Okay, maybe I was being too hard on the Xbox One yesterday. Let's start fresh with an examination of Microsoft's plans to let gamers lend and borrow the videogames that they've purchased.
Xbox One is designed so game publishers can enable you to give your disc-based games to your friends. There are no fees charged as part of these transfers. There are two requirements: you can only give them to people who have been on your friends list for at least 30 days and each game can only be given once. (Via.)
Well, that's two more restrictions than games have had until now, and two more restrictions clearly made to make game publishers' lives better, not consumers'. But hey, at least Microsoft is
letting gamers buy used games from and sell used games to whoever they want letting publishers consider if they want to allow gamers to buy and sell their used games at participating retailers.

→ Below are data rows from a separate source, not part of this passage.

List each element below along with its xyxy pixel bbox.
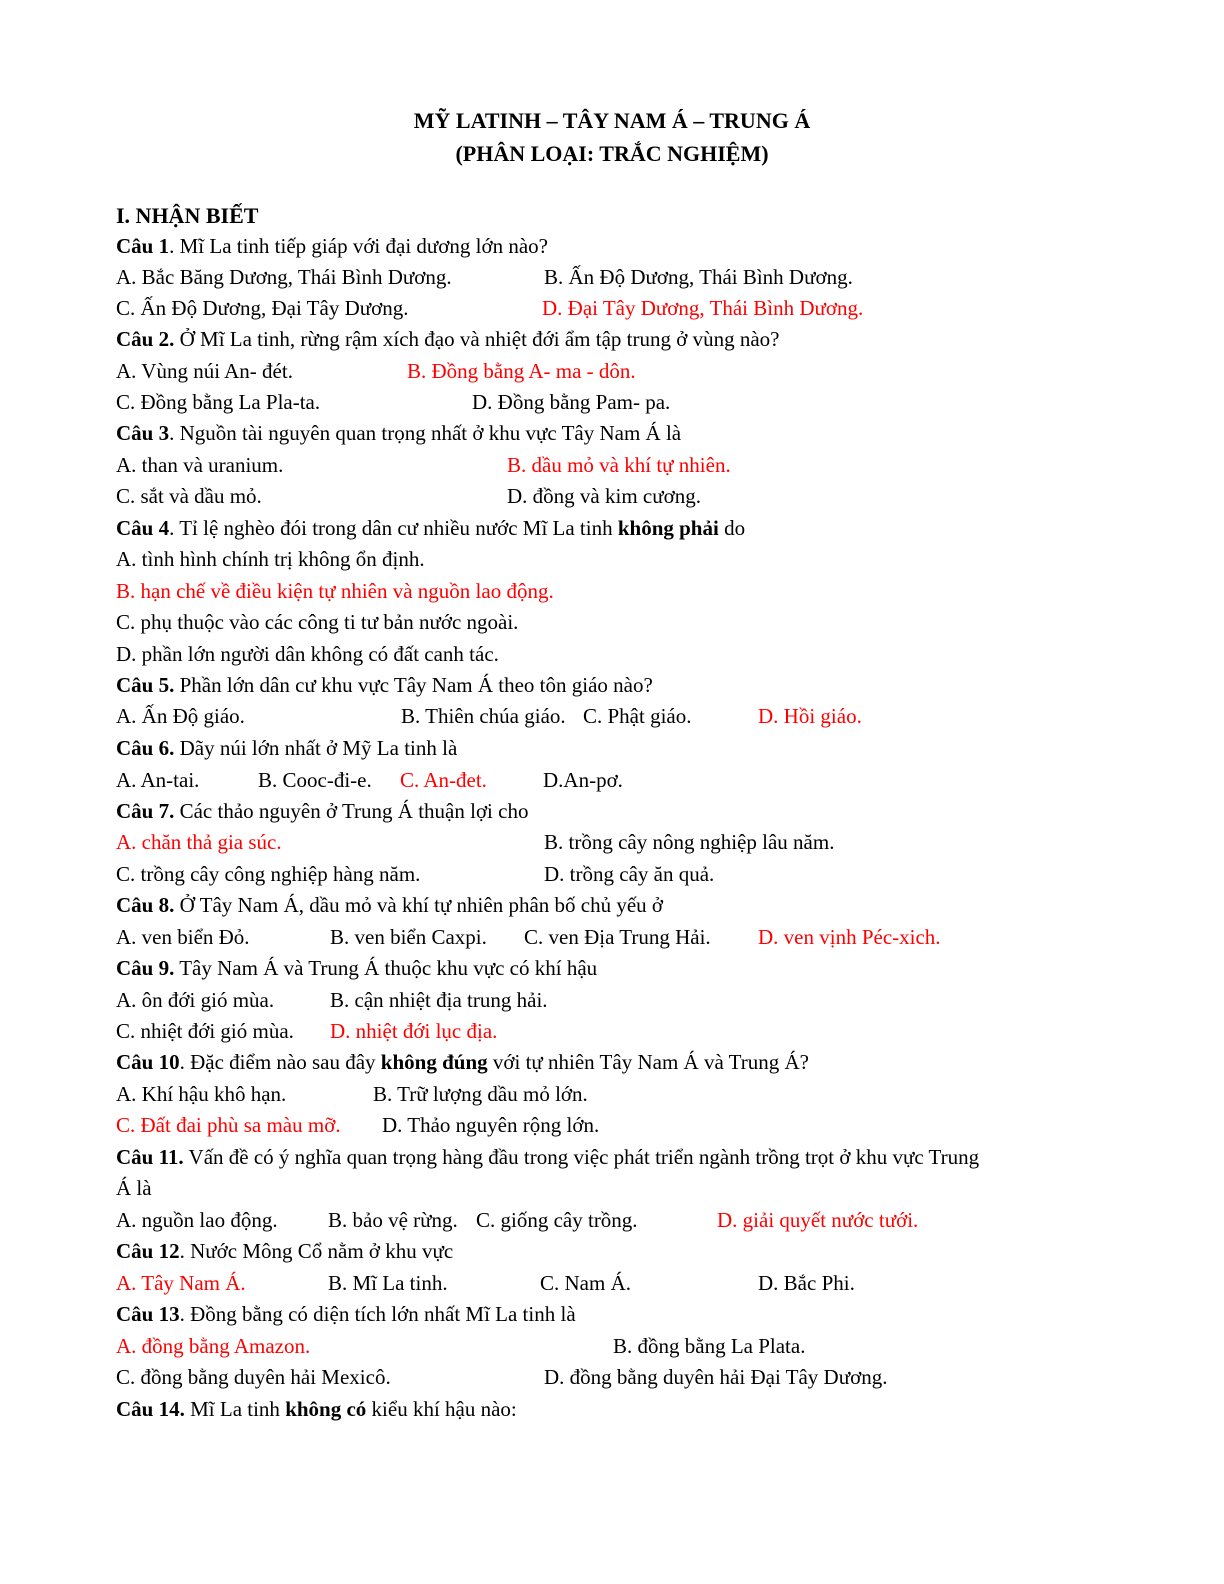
option-b: B. Trữ lượng dầu mỏ lớn. — [373, 1082, 588, 1106]
question-emphasis: không phải — [617, 516, 719, 540]
question-text: Phần lớn dân cư khu vực Tây Nam Á theo tôn giáo nào? — [174, 673, 653, 697]
option-c: C. Ấn Độ Dương, Đại Tây Dương. — [116, 296, 409, 320]
question-text: Dãy núi lớn nhất ở Mỹ La tinh là — [174, 736, 458, 760]
option-b: B. đồng bằng La Plata. — [613, 1334, 806, 1358]
question-number: Câu 9. — [116, 956, 175, 980]
question-text-end: do — [718, 516, 746, 540]
option-c: C. ven Địa Trung Hải. — [524, 925, 711, 949]
question-9 — [116, 953, 597, 984]
option-b: B. bảo vệ rừng. — [328, 1208, 458, 1232]
question-10 — [116, 1047, 809, 1078]
question-text-continued: Á là — [116, 1176, 152, 1200]
correct-answer: D. giải quyết nước tưới. — [717, 1208, 919, 1232]
option-d: D. đồng và kim cương. — [507, 484, 701, 508]
question-number: Câu 4 — [116, 516, 170, 540]
option-a: A. ôn đới gió mùa. — [116, 988, 275, 1012]
question-11 — [116, 1142, 979, 1173]
document-subtitle: (PHÂN LOẠI: TRẮC NGHIỆM) — [455, 141, 769, 166]
option-c: C. đồng bằng duyên hải Mexicô. — [116, 1365, 391, 1389]
option-d: D. trồng cây ăn quả. — [544, 862, 715, 886]
question-2 — [116, 324, 779, 355]
option-c: C. Phật giáo. — [583, 704, 692, 728]
option-a: A. Bắc Băng Dương, Thái Bình Dương. — [116, 265, 452, 289]
option-c: C. sắt và dầu mỏ. — [116, 484, 262, 508]
option-c: C. phụ thuộc vào các công ti tư bản nước ngoài. — [116, 610, 519, 634]
correct-answer: C. Đất đai phù sa màu mỡ. — [116, 1113, 341, 1137]
option-a: A. ven biển Đỏ. — [116, 925, 250, 949]
option-a: A. Vùng núi An- đét. — [116, 359, 293, 383]
question-text-end: với tự nhiên Tây Nam Á và Trung Á? — [487, 1050, 809, 1074]
question-number: Câu 6. — [116, 736, 175, 760]
question-8 — [116, 890, 663, 921]
option-a: A. tình hình chính trị không ổn định. — [116, 547, 425, 571]
question-text: . Mĩ La tinh tiếp giáp với đại dương lớn nào? — [169, 234, 548, 258]
option-c: C. Đồng bằng La Pla-ta. — [116, 390, 321, 414]
question-3 — [116, 418, 681, 449]
option-c: C. giống cây trồng. — [476, 1208, 638, 1232]
question-number: Câu 14. — [116, 1397, 185, 1421]
option-b: B. Mĩ La tinh. — [328, 1271, 448, 1295]
option-c: C. nhiệt đới gió mùa. — [116, 1019, 294, 1043]
question-text-end: kiểu khí hậu nào: — [366, 1397, 517, 1421]
question-text: . Đặc điểm nào sau đây — [179, 1050, 381, 1074]
correct-answer: A. Tây Nam Á. — [116, 1271, 246, 1295]
question-number: Câu 7. — [116, 799, 175, 823]
section-heading: I. NHẬN BIẾT — [116, 203, 259, 228]
option-d: D.An-pơ. — [543, 768, 623, 792]
question-1 — [116, 231, 548, 262]
question-12 — [116, 1236, 453, 1267]
option-b: B. cận nhiệt địa trung hải. — [330, 988, 548, 1012]
question-emphasis: không có — [285, 1397, 367, 1421]
option-d: D. Bắc Phi. — [758, 1271, 855, 1295]
question-7 — [116, 796, 528, 827]
option-a: A. Khí hậu khô hạn. — [116, 1082, 287, 1106]
option-d: D. phần lớn người dân không có đất canh tác. — [116, 642, 499, 666]
option-a: A. nguồn lao động. — [116, 1208, 278, 1232]
question-text: Ở Tây Nam Á, dầu mỏ và khí tự nhiên phân bố chủ yếu ở — [174, 893, 664, 917]
correct-answer: D. Hồi giáo. — [758, 704, 862, 728]
correct-answer: D. nhiệt đới lục địa. — [330, 1019, 498, 1043]
question-text: Vấn đề có ý nghĩa quan trọng hàng đầu trong việc phát triển ngành trồng trọt ở khu vực Trung — [183, 1145, 980, 1169]
option-a: A. Ấn Độ giáo. — [116, 704, 245, 728]
option-b: B. Thiên chúa giáo. — [401, 704, 566, 728]
question-text: . Tỉ lệ nghèo đói trong dân cư nhiều nước Mĩ La tinh — [169, 516, 618, 540]
question-14 — [116, 1394, 517, 1425]
option-d: D. đồng bằng duyên hải Đại Tây Dương. — [544, 1365, 888, 1389]
option-b: B. trồng cây nông nghiệp lâu năm. — [544, 830, 835, 854]
question-text: . Đồng bằng có diện tích lớn nhất Mĩ La tinh là — [179, 1302, 576, 1326]
question-number: Câu 5. — [116, 673, 175, 697]
question-number: Câu 8. — [116, 893, 175, 917]
correct-answer: C. An-đet. — [400, 768, 487, 792]
option-b: B. ven biển Caxpi. — [330, 925, 487, 949]
question-text: Tây Nam Á và Trung Á thuộc khu vực có khí hậu — [174, 956, 598, 980]
correct-answer: A. chăn thả gia súc. — [116, 830, 282, 854]
question-13 — [116, 1299, 576, 1330]
option-c: C. Nam Á. — [540, 1271, 631, 1295]
option-b: B. Cooc-đi-e. — [258, 768, 372, 792]
question-text: . Nguồn tài nguyên quan trọng nhất ở khu vực Tây Nam Á là — [169, 421, 682, 445]
correct-answer: D. Đại Tây Dương, Thái Bình Dương. — [542, 296, 864, 320]
question-number: Câu 10 — [116, 1050, 180, 1074]
question-number: Câu 1 — [116, 234, 170, 258]
option-d: D. Thảo nguyên rộng lớn. — [382, 1113, 600, 1137]
document-title: MỸ LATINH – TÂY NAM Á – TRUNG Á — [413, 108, 811, 133]
option-b: B. Ấn Độ Dương, Thái Bình Dương. — [544, 265, 853, 289]
question-4 — [116, 513, 745, 544]
correct-answer: B. hạn chế về điều kiện tự nhiên và nguồn lao động. — [116, 579, 554, 603]
question-text: Ở Mĩ La tinh, rừng rậm xích đạo và nhiệt đới ẩm tập trung ở vùng nào? — [174, 327, 780, 351]
correct-answer: B. dầu mỏ và khí tự nhiên. — [507, 453, 731, 477]
correct-answer: D. ven vịnh Péc-xich. — [758, 925, 941, 949]
question-6 — [116, 733, 457, 764]
option-c: C. trồng cây công nghiệp hàng năm. — [116, 862, 421, 886]
question-text: Các thảo nguyên ở Trung Á thuận lợi cho — [174, 799, 529, 823]
question-number: Câu 3 — [116, 421, 170, 445]
option-a: A. An-tai. — [116, 768, 200, 792]
question-number: Câu 13 — [116, 1302, 180, 1326]
option-d: D. Đồng bằng Pam- pa. — [472, 390, 671, 414]
question-5 — [116, 670, 653, 701]
correct-answer: A. đồng bằng Amazon. — [116, 1334, 311, 1358]
correct-answer: B. Đồng bằng A- ma - dôn. — [407, 359, 636, 383]
question-text: . Nước Mông Cổ nằm ở khu vực — [179, 1239, 454, 1263]
question-number: Câu 11. — [116, 1145, 184, 1169]
question-number: Câu 12 — [116, 1239, 180, 1263]
option-a: A. than và uranium. — [116, 453, 284, 477]
question-emphasis: không đúng — [380, 1050, 488, 1074]
question-number: Câu 2. — [116, 327, 175, 351]
question-text: Mĩ La tinh — [184, 1397, 286, 1421]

Today, some gamers choose to sell their old disc-based games back for cash and credit. We designed Xbox One so game publishers can enable you to trade in your games at participating retailers. Microsoft does not charge a platform fee to retailers, publishers, or consumers for enabling transfer of these games. (Via.)
Aw, no fee? How considerate! And I'm sure publishers will be lining up to support this, considering how they start hissing and clawing whenever anyone says "used games."
Sony, meanwhile, unveiled their PlayStation 4 last night—and not only were they somehow able to avoid making any rape jokes during their presentation, they also announced the PS4 will cost $100 less than the Xbox One and not have any pain-in-the-ass, anti-consumer restrictions on used games. Here's how Sony explained their policy on used games, which is a little bit less complicated than Microsoft's.
I shouldn't love that ad so much, considering it's basically just saying, "Hey, look, we have some common fucking sense." But man, I do love it so much. I guess this week, pointing out that you have some common fucking sense is a bold statement.